Among the high-profile new construction projects completed this month is Ocean Tower in Karachi. At 393 feet high with 30 floors, it is now the tallest building in Pakistan. Ocean Tower has a shopping mall, food courts, corporate offices, a business club, car-parking area and 4 cinemas.
|The Centaurus Islamabad|
Big real estate developers like Bahria Town and Habib Construction are developing both commercial and housing projects in Islamabad, Karachi and Lahore. Other cities like Faisalabad, Hyderabad, Larkana, Multan, Mirpur, Peshawar and Quetta are also seeing new housing communities, golf courses, hotels, office complexes, restaurants, shopping malls, etc.
Per capita cement consumption in Pakistan was only 70 Kg in 2003. It has more than doubled in the last decade. With back-to-back increases in domestic cement demand, per capita consumption has now risen to 154 Kg which is still below average for Asia. But the rising demand is a good sign of economic recovery since 2009 when the GDP growth hit a low of 1.7%.
|Centaurus Mall Opening Day|
Credit Suisse is bullish on Pakistan's cement sector in particular and Pakistani shares in general.
CS analyst Farhan Rizvi has initiated coverage with "an OVERWEIGHT stance, as we believe compelling valuations, improving domestic demand outlook, better pricing power and easing cost pressures make the sector an attractive investment proposition. Despite better growth prospects (3-year CAGR of 17% over FY12-15E) and improving margins, the sector trades at an attractive FY13E EV/EBITDA of 3.8x, 49% discount to the historical average multiple of 7.4x. Moreover, FY13E EV/tonne of US$74 is approximately 29% discount to historical average EV/tonne of US$104 and 50% discount to the region".
Another CS analyst Farrukh Khan, based in Credit Suisse’ Asia Pacific headquarters in Singapore,says in his research report that “liquidity in 2012 has been concentrated in stocks offering positive earnings surprises (e.g., United Bank, Lucky Cement, DG Khan Cement and Bank Alfalah), enabling them to be strong outperformers. With further improvements in liquidity, we expect a broad-based price discovery to take hold in attractively valued oil and fertilizer stocks as well.”

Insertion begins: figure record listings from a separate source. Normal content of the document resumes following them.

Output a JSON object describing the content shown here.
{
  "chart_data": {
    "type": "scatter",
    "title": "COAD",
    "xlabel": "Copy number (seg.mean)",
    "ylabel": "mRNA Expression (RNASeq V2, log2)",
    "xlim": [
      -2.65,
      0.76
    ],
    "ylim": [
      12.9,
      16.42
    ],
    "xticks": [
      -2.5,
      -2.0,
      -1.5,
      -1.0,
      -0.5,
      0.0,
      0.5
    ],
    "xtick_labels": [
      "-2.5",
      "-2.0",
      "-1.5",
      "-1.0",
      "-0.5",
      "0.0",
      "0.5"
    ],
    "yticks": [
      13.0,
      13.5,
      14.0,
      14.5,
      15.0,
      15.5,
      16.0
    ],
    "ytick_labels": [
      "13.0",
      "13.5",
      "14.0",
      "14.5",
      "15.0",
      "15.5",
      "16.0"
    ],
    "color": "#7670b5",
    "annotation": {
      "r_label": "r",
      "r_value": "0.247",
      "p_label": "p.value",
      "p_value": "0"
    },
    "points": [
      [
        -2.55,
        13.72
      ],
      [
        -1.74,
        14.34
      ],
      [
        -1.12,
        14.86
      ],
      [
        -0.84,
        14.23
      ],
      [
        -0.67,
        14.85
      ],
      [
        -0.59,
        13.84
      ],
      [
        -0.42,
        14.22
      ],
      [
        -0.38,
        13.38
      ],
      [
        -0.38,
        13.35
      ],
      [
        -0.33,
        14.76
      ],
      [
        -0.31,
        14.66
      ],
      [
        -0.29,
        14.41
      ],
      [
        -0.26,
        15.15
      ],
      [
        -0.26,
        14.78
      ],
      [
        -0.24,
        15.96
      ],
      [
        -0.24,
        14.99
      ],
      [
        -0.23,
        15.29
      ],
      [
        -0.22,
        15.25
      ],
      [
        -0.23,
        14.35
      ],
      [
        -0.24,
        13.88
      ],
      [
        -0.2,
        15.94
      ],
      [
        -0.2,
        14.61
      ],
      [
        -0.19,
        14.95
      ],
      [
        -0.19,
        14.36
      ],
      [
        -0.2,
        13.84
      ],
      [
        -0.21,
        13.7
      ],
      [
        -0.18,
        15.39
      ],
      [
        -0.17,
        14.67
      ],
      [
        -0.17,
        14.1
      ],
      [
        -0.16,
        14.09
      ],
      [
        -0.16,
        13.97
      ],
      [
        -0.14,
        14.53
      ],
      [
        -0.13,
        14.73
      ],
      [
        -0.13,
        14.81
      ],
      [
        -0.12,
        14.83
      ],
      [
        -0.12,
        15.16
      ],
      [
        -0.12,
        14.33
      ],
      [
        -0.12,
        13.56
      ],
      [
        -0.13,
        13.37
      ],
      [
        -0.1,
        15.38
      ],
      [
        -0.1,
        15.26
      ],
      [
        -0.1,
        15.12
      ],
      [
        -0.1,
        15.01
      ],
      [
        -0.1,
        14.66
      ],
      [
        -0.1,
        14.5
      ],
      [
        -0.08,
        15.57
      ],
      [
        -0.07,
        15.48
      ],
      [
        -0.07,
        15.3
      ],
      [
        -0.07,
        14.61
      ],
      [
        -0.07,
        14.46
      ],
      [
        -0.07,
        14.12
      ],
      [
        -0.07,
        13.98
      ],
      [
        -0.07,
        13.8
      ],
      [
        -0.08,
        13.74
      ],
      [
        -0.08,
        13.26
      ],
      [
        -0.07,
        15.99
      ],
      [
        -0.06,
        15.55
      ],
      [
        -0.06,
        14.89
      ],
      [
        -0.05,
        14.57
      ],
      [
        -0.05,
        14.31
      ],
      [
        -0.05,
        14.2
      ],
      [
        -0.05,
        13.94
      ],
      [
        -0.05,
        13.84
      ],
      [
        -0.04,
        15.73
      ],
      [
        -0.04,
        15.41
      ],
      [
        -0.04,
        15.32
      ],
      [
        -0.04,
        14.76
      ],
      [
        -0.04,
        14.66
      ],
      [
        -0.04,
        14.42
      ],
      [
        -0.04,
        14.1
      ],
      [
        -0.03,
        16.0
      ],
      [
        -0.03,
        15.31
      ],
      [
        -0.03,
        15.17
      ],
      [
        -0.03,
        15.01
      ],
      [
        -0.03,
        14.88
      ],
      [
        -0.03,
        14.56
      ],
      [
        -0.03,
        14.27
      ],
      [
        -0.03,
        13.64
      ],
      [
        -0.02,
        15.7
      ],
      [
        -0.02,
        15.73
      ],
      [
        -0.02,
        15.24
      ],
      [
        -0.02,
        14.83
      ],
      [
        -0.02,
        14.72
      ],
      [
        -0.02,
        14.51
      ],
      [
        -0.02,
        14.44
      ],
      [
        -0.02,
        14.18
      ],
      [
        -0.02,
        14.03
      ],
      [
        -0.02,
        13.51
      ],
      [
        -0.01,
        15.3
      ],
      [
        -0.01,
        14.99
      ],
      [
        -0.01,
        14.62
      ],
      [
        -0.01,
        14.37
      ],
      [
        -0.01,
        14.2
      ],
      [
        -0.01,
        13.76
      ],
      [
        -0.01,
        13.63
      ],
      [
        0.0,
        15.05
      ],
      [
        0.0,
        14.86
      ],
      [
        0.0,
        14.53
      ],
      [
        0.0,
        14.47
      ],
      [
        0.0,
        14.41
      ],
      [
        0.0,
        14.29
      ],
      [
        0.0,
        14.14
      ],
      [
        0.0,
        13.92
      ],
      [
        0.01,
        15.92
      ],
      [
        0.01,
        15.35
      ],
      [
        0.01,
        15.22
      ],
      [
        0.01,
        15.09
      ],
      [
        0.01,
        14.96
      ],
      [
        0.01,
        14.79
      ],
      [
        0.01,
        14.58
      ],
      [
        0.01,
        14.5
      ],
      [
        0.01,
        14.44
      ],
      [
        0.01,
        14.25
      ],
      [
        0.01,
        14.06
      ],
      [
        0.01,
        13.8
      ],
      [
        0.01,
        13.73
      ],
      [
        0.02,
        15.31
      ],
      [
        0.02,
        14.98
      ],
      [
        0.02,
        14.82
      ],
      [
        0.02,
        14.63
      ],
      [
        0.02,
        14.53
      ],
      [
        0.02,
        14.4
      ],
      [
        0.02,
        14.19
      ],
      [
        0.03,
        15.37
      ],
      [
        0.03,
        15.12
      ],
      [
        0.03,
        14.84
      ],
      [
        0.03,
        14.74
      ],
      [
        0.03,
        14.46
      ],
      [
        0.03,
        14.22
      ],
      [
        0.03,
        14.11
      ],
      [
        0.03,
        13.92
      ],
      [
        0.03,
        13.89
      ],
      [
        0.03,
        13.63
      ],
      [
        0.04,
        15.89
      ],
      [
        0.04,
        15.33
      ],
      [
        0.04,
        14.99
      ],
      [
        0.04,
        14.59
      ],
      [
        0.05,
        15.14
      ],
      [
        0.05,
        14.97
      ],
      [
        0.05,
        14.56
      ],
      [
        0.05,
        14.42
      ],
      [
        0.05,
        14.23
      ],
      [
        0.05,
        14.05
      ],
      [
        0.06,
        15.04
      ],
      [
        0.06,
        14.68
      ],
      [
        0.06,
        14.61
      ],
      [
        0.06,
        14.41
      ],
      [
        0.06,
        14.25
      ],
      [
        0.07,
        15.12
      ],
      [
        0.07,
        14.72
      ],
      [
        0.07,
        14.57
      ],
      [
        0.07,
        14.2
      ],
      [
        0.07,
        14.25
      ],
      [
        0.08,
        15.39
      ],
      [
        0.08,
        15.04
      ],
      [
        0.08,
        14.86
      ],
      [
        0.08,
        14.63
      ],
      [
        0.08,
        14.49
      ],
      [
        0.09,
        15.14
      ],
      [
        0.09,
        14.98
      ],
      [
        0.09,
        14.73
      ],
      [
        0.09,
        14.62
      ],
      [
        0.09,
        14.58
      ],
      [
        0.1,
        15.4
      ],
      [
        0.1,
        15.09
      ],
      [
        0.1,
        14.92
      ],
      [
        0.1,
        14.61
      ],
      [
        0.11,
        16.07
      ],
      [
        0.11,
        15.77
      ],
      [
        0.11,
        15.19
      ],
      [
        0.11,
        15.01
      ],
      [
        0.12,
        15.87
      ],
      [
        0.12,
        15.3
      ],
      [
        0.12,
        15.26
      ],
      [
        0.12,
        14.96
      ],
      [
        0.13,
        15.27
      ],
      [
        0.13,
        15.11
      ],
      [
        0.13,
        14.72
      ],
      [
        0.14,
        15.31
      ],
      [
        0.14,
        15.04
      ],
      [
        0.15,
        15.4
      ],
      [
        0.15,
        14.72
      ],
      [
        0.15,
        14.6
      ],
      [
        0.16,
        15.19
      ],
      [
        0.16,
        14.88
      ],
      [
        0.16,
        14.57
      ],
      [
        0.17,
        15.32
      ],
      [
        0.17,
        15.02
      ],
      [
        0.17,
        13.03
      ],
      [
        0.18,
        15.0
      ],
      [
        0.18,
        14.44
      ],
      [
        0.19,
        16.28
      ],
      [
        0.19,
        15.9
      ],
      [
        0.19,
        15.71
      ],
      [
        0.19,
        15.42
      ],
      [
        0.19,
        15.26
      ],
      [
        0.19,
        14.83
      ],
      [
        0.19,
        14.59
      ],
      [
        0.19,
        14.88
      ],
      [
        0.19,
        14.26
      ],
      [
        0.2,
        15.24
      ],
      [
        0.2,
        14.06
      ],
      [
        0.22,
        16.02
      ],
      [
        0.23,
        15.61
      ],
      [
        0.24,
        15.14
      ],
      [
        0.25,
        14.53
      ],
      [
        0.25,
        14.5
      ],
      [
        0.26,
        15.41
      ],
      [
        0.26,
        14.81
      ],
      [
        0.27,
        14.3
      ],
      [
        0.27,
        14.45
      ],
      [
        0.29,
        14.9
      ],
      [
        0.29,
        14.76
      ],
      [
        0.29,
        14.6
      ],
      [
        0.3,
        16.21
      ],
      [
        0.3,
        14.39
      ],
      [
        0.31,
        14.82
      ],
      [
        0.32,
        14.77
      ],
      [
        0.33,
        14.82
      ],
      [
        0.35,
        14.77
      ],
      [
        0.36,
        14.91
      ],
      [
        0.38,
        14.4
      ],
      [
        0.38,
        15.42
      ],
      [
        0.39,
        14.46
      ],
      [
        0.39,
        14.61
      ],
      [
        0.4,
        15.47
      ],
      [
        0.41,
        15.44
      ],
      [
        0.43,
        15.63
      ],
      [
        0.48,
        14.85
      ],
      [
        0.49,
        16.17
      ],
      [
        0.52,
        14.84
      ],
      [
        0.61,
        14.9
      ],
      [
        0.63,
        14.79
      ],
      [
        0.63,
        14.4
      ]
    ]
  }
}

A string of strong earnings announcements by Karachi Stock Exchange listed companies and the Central Bank's 1.5% rate cut have already helped Karachi's KSE-100 index surge nearly 50% (37% in US $ terms) in 2012 to top all Asian market indices. It was followed by Bangkok's SET index which advanced 36%. It also easily beat India's Sensex index which was the top performer among BRICs with 25.19% annual gain.